そして十兵衛の手には美しい波紋をその刀身に映す刀―――
伝説の妖刀ムラマサがその姿を顕わしていた。
「ミコト殿」
かざす妖刀。
一片の曇りもないその刀身。
十兵衛の覚悟を込めた瞳が映し出される。
「うん。……その刀…それが本来の姿だったんだね……ふふっ、おっかないな。まさに妖魔を切り裂く妖刀だね。ボクも殺されそうだ」
「ふっ。拙者とて馬鹿ではない。安心召されよ。この刀は今日とそして後一度しか使わぬ」
「…2回だけ?」
「ああ。……そうであろう?美緒殿」
彼は今。
完全に覚醒を果たした。
どんなルートでも居なかった真の十兵衛、いや柳生十兵衛。
彼は既に最終戦、つまりは虚無神との戦いに思いを巡らせていた。
「そうだね。じゃあ後はお願い。
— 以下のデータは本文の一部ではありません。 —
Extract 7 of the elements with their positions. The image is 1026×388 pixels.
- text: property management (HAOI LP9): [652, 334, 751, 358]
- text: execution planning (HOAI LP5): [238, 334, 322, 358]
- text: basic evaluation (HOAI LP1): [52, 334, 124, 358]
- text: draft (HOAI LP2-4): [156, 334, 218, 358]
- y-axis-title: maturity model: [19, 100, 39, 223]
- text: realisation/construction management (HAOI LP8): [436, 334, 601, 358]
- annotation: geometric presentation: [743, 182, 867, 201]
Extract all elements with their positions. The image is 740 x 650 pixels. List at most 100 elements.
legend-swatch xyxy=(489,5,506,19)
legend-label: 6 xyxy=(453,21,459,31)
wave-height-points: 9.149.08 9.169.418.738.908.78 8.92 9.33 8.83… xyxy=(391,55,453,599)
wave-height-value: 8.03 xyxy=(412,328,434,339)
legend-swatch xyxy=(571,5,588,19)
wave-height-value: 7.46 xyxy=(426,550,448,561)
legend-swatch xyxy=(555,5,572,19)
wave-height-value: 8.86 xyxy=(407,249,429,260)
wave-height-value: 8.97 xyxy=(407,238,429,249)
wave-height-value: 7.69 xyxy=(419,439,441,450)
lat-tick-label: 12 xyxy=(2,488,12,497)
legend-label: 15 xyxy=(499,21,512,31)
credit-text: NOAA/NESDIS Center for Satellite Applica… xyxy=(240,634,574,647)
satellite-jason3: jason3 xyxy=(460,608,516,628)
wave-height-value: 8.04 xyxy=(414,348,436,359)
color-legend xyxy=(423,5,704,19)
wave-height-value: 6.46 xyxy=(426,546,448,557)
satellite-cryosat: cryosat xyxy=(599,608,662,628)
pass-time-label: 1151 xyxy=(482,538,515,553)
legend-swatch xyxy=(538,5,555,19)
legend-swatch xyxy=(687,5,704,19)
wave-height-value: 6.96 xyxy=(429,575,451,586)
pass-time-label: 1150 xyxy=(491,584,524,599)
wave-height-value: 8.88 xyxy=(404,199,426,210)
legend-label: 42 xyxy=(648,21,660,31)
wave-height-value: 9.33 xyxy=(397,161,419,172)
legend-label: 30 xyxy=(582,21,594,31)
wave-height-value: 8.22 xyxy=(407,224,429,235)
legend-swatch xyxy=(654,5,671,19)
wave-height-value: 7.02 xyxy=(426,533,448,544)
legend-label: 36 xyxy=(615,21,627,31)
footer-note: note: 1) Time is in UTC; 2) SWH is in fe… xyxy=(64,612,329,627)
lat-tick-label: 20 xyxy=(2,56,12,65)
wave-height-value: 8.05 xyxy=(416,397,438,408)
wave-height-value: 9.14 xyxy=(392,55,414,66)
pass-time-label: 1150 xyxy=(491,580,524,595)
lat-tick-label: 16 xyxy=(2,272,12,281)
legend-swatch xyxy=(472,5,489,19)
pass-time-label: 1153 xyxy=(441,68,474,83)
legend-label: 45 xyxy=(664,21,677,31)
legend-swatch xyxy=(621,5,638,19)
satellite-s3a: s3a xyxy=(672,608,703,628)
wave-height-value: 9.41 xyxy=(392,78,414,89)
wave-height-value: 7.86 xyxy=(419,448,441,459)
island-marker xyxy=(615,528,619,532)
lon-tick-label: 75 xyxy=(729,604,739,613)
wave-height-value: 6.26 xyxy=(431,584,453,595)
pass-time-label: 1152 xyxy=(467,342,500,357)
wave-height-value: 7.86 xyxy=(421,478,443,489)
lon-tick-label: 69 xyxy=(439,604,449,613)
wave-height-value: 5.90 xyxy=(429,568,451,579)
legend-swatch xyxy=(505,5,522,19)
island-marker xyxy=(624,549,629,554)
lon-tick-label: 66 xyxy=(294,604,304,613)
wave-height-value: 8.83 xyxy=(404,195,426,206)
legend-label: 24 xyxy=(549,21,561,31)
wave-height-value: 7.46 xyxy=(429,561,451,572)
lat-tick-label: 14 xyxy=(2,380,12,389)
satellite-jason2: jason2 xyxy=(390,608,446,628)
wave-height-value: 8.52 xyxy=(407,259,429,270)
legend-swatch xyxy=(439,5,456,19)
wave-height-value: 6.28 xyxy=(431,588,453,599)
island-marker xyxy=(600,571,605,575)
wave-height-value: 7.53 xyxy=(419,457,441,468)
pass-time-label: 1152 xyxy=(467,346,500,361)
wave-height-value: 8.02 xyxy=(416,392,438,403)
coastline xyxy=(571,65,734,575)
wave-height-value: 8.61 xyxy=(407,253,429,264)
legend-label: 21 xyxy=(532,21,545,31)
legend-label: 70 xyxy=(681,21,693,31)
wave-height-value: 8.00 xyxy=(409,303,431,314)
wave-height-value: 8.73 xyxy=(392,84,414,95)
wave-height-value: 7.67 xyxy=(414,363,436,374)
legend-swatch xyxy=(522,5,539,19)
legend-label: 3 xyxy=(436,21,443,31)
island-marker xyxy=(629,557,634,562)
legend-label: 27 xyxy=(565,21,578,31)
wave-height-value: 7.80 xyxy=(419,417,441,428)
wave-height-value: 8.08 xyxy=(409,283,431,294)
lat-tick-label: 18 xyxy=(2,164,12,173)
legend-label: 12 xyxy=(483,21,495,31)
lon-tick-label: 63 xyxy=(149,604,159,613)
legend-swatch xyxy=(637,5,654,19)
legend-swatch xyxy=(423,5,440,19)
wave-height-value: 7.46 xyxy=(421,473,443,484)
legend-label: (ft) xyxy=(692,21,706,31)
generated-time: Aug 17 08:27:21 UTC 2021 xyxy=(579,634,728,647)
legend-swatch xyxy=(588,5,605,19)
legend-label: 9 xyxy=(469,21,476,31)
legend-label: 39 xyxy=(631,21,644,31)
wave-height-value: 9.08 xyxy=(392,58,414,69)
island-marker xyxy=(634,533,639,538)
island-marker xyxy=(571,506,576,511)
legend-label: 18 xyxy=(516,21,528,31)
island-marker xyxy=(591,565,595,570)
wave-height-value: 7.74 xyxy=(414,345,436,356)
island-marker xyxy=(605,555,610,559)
私ちょっとお仕置きしてくるね」
「……ご武運を」
「うん」
そう言い消える美緒。
十兵衛はマサカドの前へと進んだ。
「た、助け…」
「よかろう。お主の魂、冥府で磨き直すといい。拙者が介錯承った」
音もなく振り切られるムラマサ。
「あ?…………??!!!!!」
「せめて安らかに……終わりだ」
浄化され光の粒に分解されていくマサカド。
幾千の民を殺し凌辱し尊厳を奪い続けた悪魔。
その最後は全くふさわしくないほどに美しい光景に包まれていた。
長き時を超えた怨嗟の物語―――
その終焉は美しく、そして新たな希望の幕開けとなる。
※※※※※
「まったく。全部十兵衛にいいところ持って行かれちゃったね。ねえ琴音」
「…良いんじゃない?…そ、それよりミコト?……あ、あの…っ!?」
突然琴音を抱きしめるミコト。
その目には涙があふれ出していた。
「ぐすっ。ごめ…ごべんね…ボクが…守るって…ヒック…言った…うああ…のに…」
「ううん…ヒック…わ、私…グスッ…うあ、うあああああああ…あああああああ……」
2000年前にその身を穢され呪いと怨嗟に囚われた琴音。
同じく全てを奪われ怒りに囚われたミコト。
長き時を超えた邂逅。
二人の美しい少女のお互いを思いやる暖かな抱擁。
リンネたちはただ静かに、優しさに溢れながらもその様子を見つめていた。
全員がその目に涙を浮かべながら。